After all, the UK mobile networks use encryption extensively, but are nevertheless required to provide a mechanism for lawful interception inside their services. (You could argue, if you wanted, that WhatsApp has an unfair competitive advantage because it neatly sidesteps this regulation while competing directly with the mobile networks to provide voice and messaging services. Ironically, WhatsApp effectively complies with “know your customer” principles by requiring you to sign up with a working mobile phone number in the first place. That’s neat, but it is at least arguably unfair.)
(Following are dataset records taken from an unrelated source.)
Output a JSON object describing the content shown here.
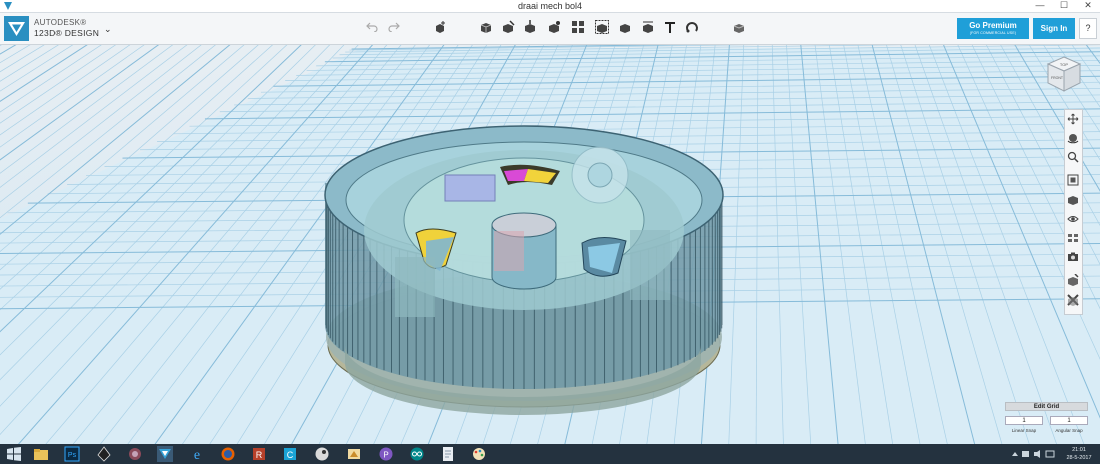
{
  "window": {
    "title": "draai mech bol4",
    "minimize": "—",
    "maximize": "☐",
    "close": "✕"
  },
  "brand": {
    "line1": "AUTODESK®",
    "line2": "123D® DESIGN",
    "menu_chevron": "⌄"
  },
  "toolbar": {
    "undo_icon": "undo-icon",
    "redo_icon": "redo-icon",
    "tools": [
      "transform-icon",
      "primitives-icon",
      "sketch-icon",
      "construct-icon",
      "modify-icon",
      "pattern-icon",
      "grouping-icon",
      "combine-icon",
      "measure-icon",
      "text-icon",
      "snap-icon",
      "material-icon"
    ],
    "premium_label": "Go Premium",
    "premium_sub": "(FOR COMMERCIAL USE)",
    "signin_label": "Sign In",
    "help_label": "?"
  },
  "viewcube": {
    "top": "TOP",
    "front": "FRONT"
  },
  "navbar": {
    "tools": [
      "pan-icon",
      "orbit-icon",
      "zoom-icon",
      "fit-icon",
      "view-mode-icon",
      "visibility-icon",
      "views-icon",
      "screenshot-icon",
      "materials-outlines-icon",
      "settings-icon"
    ]
  },
  "edit_grid": {
    "button": "Edit Grid",
    "linear_value": "1",
    "angular_value": "1",
    "linear_label": "Linear Snap",
    "angular_label": "Angular Snap"
  },
  "taskbar": {
    "apps": [
      "start-icon",
      "file-explorer-icon",
      "photoshop-icon",
      "inkscape-icon",
      "app-icon",
      "123d-design-icon",
      "internet-explorer-icon",
      "firefox-icon",
      "app-r-icon",
      "ccleaner-icon",
      "steam-icon",
      "app-icon-2",
      "purple-app-icon",
      "arduino-icon",
      "document-icon",
      "paint-icon"
    ],
    "time": "21:01",
    "date": "28-5-2017"
  },
  "colors": {
    "accent": "#1f9fd8",
    "grid_line": "#9cc7e0",
    "model_teal": "#7fb6c2",
    "taskbar": "#24323f"
  }
}
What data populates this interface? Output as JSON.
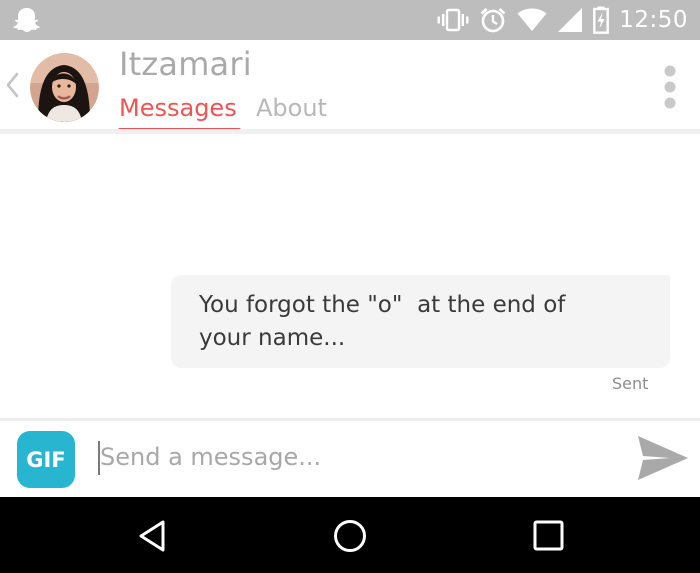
{
  "status_bar": {
    "time": "12:50",
    "icons": [
      "snapchat-ghost-icon",
      "vibrate-icon",
      "alarm-icon",
      "wifi-icon",
      "signal-icon",
      "battery-charging-icon"
    ]
  },
  "header": {
    "contact_name": "Itzamari",
    "tabs": [
      {
        "label": "Messages",
        "active": true
      },
      {
        "label": "About",
        "active": false
      }
    ],
    "icons": [
      "back-chevron-icon",
      "overflow-menu-icon"
    ]
  },
  "conversation": {
    "messages": [
      {
        "direction": "outgoing",
        "text": "You forgot the \"o\"  at the end of\nyour name...",
        "status": "Sent"
      }
    ]
  },
  "composer": {
    "gif_label": "GIF",
    "placeholder": "Send a message...",
    "value": "",
    "send_icon": "send-icon"
  },
  "nav_bar": {
    "icons": [
      "nav-back-icon",
      "nav-home-icon",
      "nav-recents-icon"
    ]
  },
  "colors": {
    "status_bar_bg": "#bdbdbd",
    "accent": "#ee5454",
    "gif_button": "#28b5cf",
    "bubble_bg": "#f4f4f4",
    "nav_bar_bg": "#000000"
  }
}
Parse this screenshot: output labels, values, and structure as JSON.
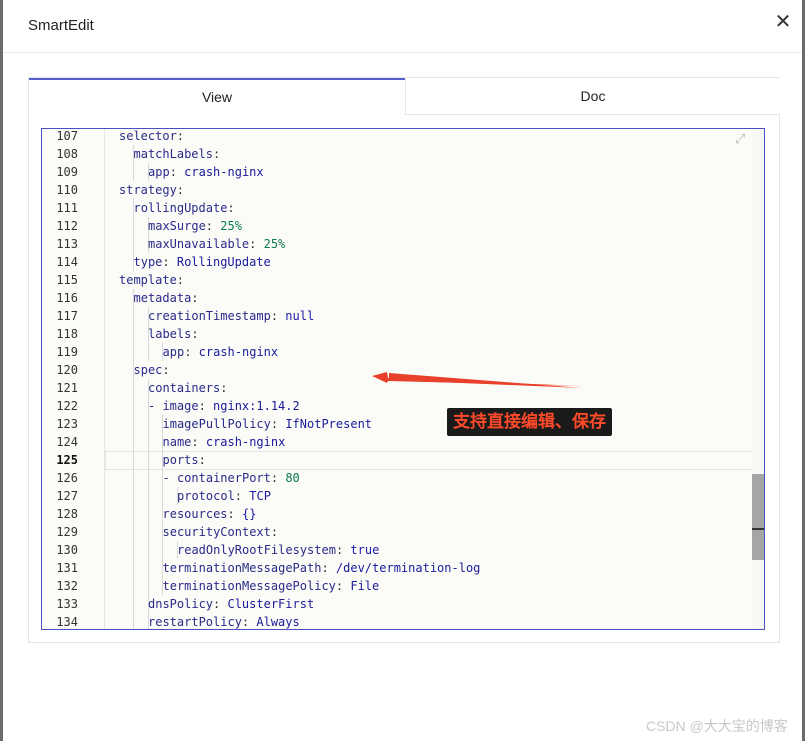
{
  "dialog": {
    "title": "SmartEdit",
    "close_glyph": "✕"
  },
  "tabs": [
    {
      "label": "View",
      "active": true
    },
    {
      "label": "Doc",
      "active": false
    }
  ],
  "editor": {
    "active_line": 125,
    "lines": [
      {
        "n": "107",
        "indent": 0,
        "key": "selector",
        "sep": ":",
        "val": "",
        "vtype": ""
      },
      {
        "n": "108",
        "indent": 1,
        "key": "matchLabels",
        "sep": ":",
        "val": "",
        "vtype": ""
      },
      {
        "n": "109",
        "indent": 2,
        "key": "app",
        "sep": ": ",
        "val": "crash-nginx",
        "vtype": "val"
      },
      {
        "n": "110",
        "indent": 0,
        "key": "strategy",
        "sep": ":",
        "val": "",
        "vtype": ""
      },
      {
        "n": "111",
        "indent": 1,
        "key": "rollingUpdate",
        "sep": ":",
        "val": "",
        "vtype": ""
      },
      {
        "n": "112",
        "indent": 2,
        "key": "maxSurge",
        "sep": ": ",
        "val": "25%",
        "vtype": "num"
      },
      {
        "n": "113",
        "indent": 2,
        "key": "maxUnavailable",
        "sep": ": ",
        "val": "25%",
        "vtype": "num"
      },
      {
        "n": "114",
        "indent": 1,
        "key": "type",
        "sep": ": ",
        "val": "RollingUpdate",
        "vtype": "val"
      },
      {
        "n": "115",
        "indent": 0,
        "key": "template",
        "sep": ":",
        "val": "",
        "vtype": ""
      },
      {
        "n": "116",
        "indent": 1,
        "key": "metadata",
        "sep": ":",
        "val": "",
        "vtype": ""
      },
      {
        "n": "117",
        "indent": 2,
        "key": "creationTimestamp",
        "sep": ": ",
        "val": "null",
        "vtype": "kw"
      },
      {
        "n": "118",
        "indent": 2,
        "key": "labels",
        "sep": ":",
        "val": "",
        "vtype": ""
      },
      {
        "n": "119",
        "indent": 3,
        "key": "app",
        "sep": ": ",
        "val": "crash-nginx",
        "vtype": "val"
      },
      {
        "n": "120",
        "indent": 1,
        "key": "spec",
        "sep": ":",
        "val": "",
        "vtype": ""
      },
      {
        "n": "121",
        "indent": 2,
        "key": "containers",
        "sep": ":",
        "val": "",
        "vtype": ""
      },
      {
        "n": "122",
        "indent": 2,
        "key": "- image",
        "sep": ": ",
        "val": "nginx:1.14.2",
        "vtype": "val"
      },
      {
        "n": "123",
        "indent": 3,
        "key": "imagePullPolicy",
        "sep": ": ",
        "val": "IfNotPresent",
        "vtype": "val"
      },
      {
        "n": "124",
        "indent": 3,
        "key": "name",
        "sep": ": ",
        "val": "crash-nginx",
        "vtype": "val"
      },
      {
        "n": "125",
        "indent": 3,
        "key": "ports",
        "sep": ":",
        "val": "",
        "vtype": ""
      },
      {
        "n": "126",
        "indent": 3,
        "key": "- containerPort",
        "sep": ": ",
        "val": "80",
        "vtype": "num"
      },
      {
        "n": "127",
        "indent": 4,
        "key": "protocol",
        "sep": ": ",
        "val": "TCP",
        "vtype": "val"
      },
      {
        "n": "128",
        "indent": 3,
        "key": "resources",
        "sep": ": ",
        "val": "{}",
        "vtype": "kw"
      },
      {
        "n": "129",
        "indent": 3,
        "key": "securityContext",
        "sep": ":",
        "val": "",
        "vtype": ""
      },
      {
        "n": "130",
        "indent": 4,
        "key": "readOnlyRootFilesystem",
        "sep": ": ",
        "val": "true",
        "vtype": "kw"
      },
      {
        "n": "131",
        "indent": 3,
        "key": "terminationMessagePath",
        "sep": ": ",
        "val": "/dev/termination-log",
        "vtype": "val"
      },
      {
        "n": "132",
        "indent": 3,
        "key": "terminationMessagePolicy",
        "sep": ": ",
        "val": "File",
        "vtype": "val"
      },
      {
        "n": "133",
        "indent": 2,
        "key": "dnsPolicy",
        "sep": ": ",
        "val": "ClusterFirst",
        "vtype": "val"
      },
      {
        "n": "134",
        "indent": 2,
        "key": "restartPolicy",
        "sep": ": ",
        "val": "Always",
        "vtype": "val"
      }
    ]
  },
  "annotation": {
    "text": "支持直接编辑、保存",
    "color": "#ff4a2a"
  },
  "watermark": "CSDN @大大宝的博客",
  "colors": {
    "accent": "#4b4fc4",
    "arrow": "#e8402a"
  }
}
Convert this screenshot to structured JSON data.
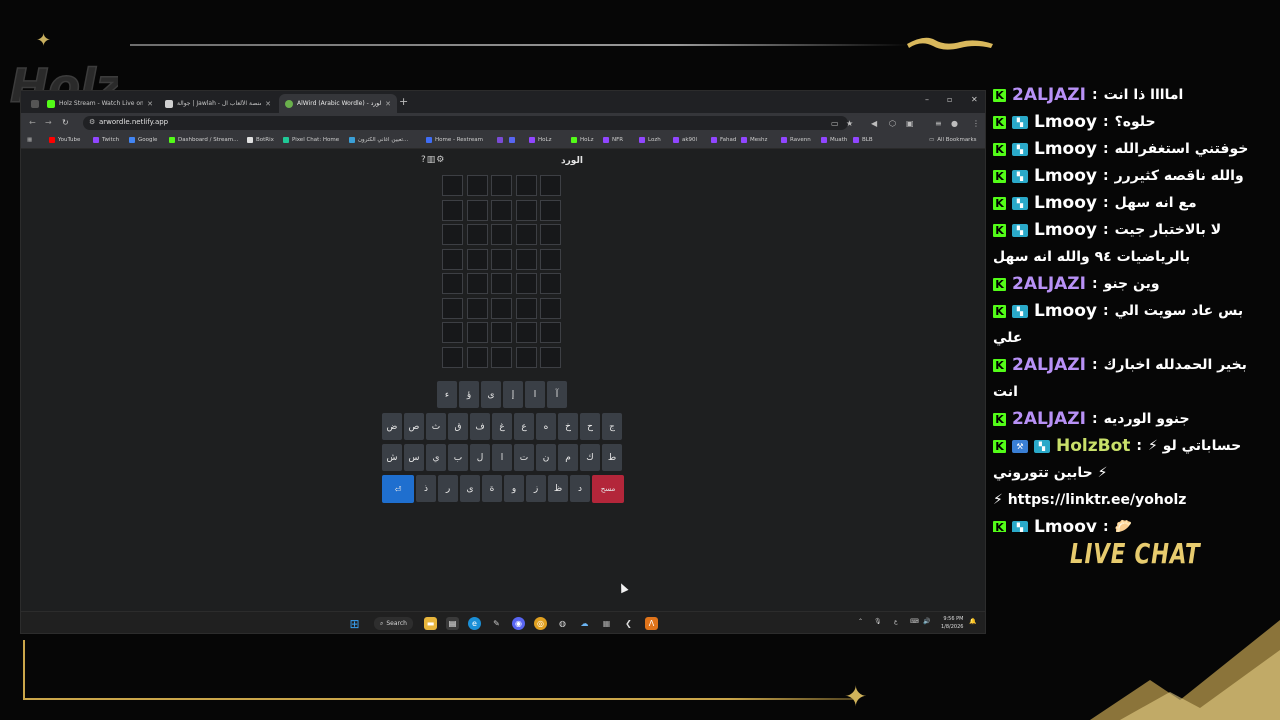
{
  "overlay": {
    "logo_text": "Holz",
    "live_chat_label": "LIVE CHAT",
    "accent_color": "#caa64a"
  },
  "browser": {
    "tabs": [
      {
        "label": "Holz Stream - Watch Live on Ki",
        "favicon": "kick-icon",
        "color": "#53fc18"
      },
      {
        "label": "جوالة | Jawlah - منصة الألعاب ال",
        "favicon": "jawlah-icon",
        "color": "#d0d0d0"
      },
      {
        "label": "AlWird (Arabic Wordle) - الورد",
        "favicon": "alwird-icon",
        "color": "#6ab04c"
      }
    ],
    "new_tab": "+",
    "window_controls": {
      "minimize": "–",
      "maximize": "▫",
      "close": "✕"
    },
    "url": "arwordle.netlify.app",
    "bookmarks": [
      {
        "label": "YouTube",
        "color": "#ff0000"
      },
      {
        "label": "Twitch",
        "color": "#9146ff"
      },
      {
        "label": "Google",
        "color": "#4285f4"
      },
      {
        "label": "Dashboard / Stream...",
        "color": "#53fc18"
      },
      {
        "label": "BotRix",
        "color": "#e0e0e0"
      },
      {
        "label": "Pixel Chat: Home",
        "color": "#20c997"
      },
      {
        "label": "تعيين اغاني الكترون...",
        "color": "#3aa0d8"
      },
      {
        "label": "Home - Restream",
        "color": "#3f6df5"
      },
      {
        "label": "",
        "color": "#7a4bd6"
      },
      {
        "label": "",
        "color": "#5865f2"
      },
      {
        "label": "HoLz",
        "color": "#9146ff"
      },
      {
        "label": "HoLz",
        "color": "#53fc18"
      },
      {
        "label": "NFR",
        "color": "#9146ff"
      },
      {
        "label": "Lozh",
        "color": "#9146ff"
      },
      {
        "label": "ak90l",
        "color": "#9146ff"
      },
      {
        "label": "Fahad",
        "color": "#9146ff"
      },
      {
        "label": "Meshz",
        "color": "#9146ff"
      },
      {
        "label": "Ravenn",
        "color": "#9146ff"
      },
      {
        "label": "Muath",
        "color": "#9146ff"
      },
      {
        "label": "BLB",
        "color": "#9146ff"
      }
    ],
    "all_bookmarks": "All Bookmarks"
  },
  "game": {
    "title": "الورد",
    "icons": [
      "help-icon",
      "stats-icon",
      "settings-icon"
    ],
    "rows": 8,
    "cols": 5,
    "keyboard": {
      "row1": [
        "آ",
        "ا",
        "إ",
        "ى",
        "ؤ",
        "ء"
      ],
      "row2": [
        "ج",
        "ح",
        "خ",
        "ه",
        "ع",
        "غ",
        "ف",
        "ق",
        "ث",
        "ص",
        "ض"
      ],
      "row3": [
        "ط",
        "ك",
        "م",
        "ن",
        "ت",
        "ا",
        "ل",
        "ب",
        "ي",
        "س",
        "ش"
      ],
      "row4": [
        "مسح",
        "د",
        "ظ",
        "ز",
        "و",
        "ة",
        "ى",
        "ر",
        "ذ",
        "⏎"
      ]
    }
  },
  "taskbar": {
    "search_label": "Search",
    "time": "9:56 PM",
    "date": "1/8/2026",
    "lang": "ع"
  },
  "chat": {
    "messages": [
      {
        "user": "2ALJAZI",
        "color": "#b891f6",
        "badges": [
          "kick"
        ],
        "lines": [
          "اماااا ذا انت"
        ]
      },
      {
        "user": "Lmooy",
        "color": "#ffffff",
        "badges": [
          "kick",
          "sub"
        ],
        "lines": [
          "حلوه؟"
        ]
      },
      {
        "user": "Lmooy",
        "color": "#ffffff",
        "badges": [
          "kick",
          "sub"
        ],
        "lines": [
          "خوفتني استغفرالله"
        ]
      },
      {
        "user": "Lmooy",
        "color": "#ffffff",
        "badges": [
          "kick",
          "sub"
        ],
        "lines": [
          "والله ناقصه كثيررر"
        ]
      },
      {
        "user": "Lmooy",
        "color": "#ffffff",
        "badges": [
          "kick",
          "sub"
        ],
        "lines": [
          "مع انه سهل"
        ]
      },
      {
        "user": "Lmooy",
        "color": "#ffffff",
        "badges": [
          "kick",
          "sub"
        ],
        "lines": [
          "لا بالاختبار جيت",
          "بالرياضيات ٩٤ والله انه سهل"
        ]
      },
      {
        "user": "2ALJAZI",
        "color": "#b891f6",
        "badges": [
          "kick"
        ],
        "lines": [
          "وين جنو"
        ]
      },
      {
        "user": "Lmooy",
        "color": "#ffffff",
        "badges": [
          "kick",
          "sub"
        ],
        "lines": [
          "بس عاد سويت الي",
          "علي"
        ]
      },
      {
        "user": "2ALJAZI",
        "color": "#b891f6",
        "badges": [
          "kick"
        ],
        "lines": [
          "بخير الحمدلله اخبارك",
          "انت"
        ]
      },
      {
        "user": "2ALJAZI",
        "color": "#b891f6",
        "badges": [
          "kick"
        ],
        "lines": [
          "جنوو الورديه"
        ]
      },
      {
        "user": "HolzBot",
        "color": "#c9e06a",
        "badges": [
          "kick",
          "mod",
          "sub"
        ],
        "lines": [
          "حساباتي لو ⚡",
          "⚡ حابين تتوروني",
          "https://linktr.ee/yoholz ⚡"
        ]
      },
      {
        "user": "Lmooy",
        "color": "#ffffff",
        "badges": [
          "kick",
          "sub"
        ],
        "lines": [
          "🥟"
        ]
      }
    ]
  }
}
There is no technical reason at all why WhatsApp couldn’t be required to comply with the same laws as the mobile networks – there would still be encryption, just implemented differently. It’s not as though WhatsApp was originally implemented as a secure messaging service, after all. Indeed, its early attitudes to both privacy and crypto were lamentable. WhatsApp aimed to compete by being free, not by being secure, and part of keeping costs down was undoubtedly the lack of regulatory hoops (or spectrum bids) the company had to jump through:
https://nakedsecurity.sophos.com/2013/10/10/whatsapp-mobile-messaging-app-in-the-firing-line-again-over-cryptographic-blunder/
The question is whether it’s practicable and purposeful to try to regulate WhatsApp now, and in particular whether such regulatory pressure might end up making things worse.
We discuss this in more detail here:
https://nakedsecurity.sophos.com/2017/03/28/heres-why-what-the-government-wants-with-whatsapp-wont-work/
(The URL is a bit of a giveaway of our viewpoint :-)
Anonymous
When will we get an official that understand technology?
Mike
Theresa May was very careful to keep the only Computer Science graduate in parliament busy as the Secretary of State for Exiting the European Union, where he can’t get in her way.
Max
“One might as well argue that terrorists also take trains and drive cars,..”. Exactly. If we ban everything that a terrorist might use we might as well put our whole society on hold. I mean, seatbelts allow a terrorist to reach his destination safely, should he choose to take a car. How dare the automobile industry make it so easy for terrorists to go from A to B, in such a secure fashion. Whenever we choose to compromise our own security just to also implicitly make terrorists less secure, the terrorists win.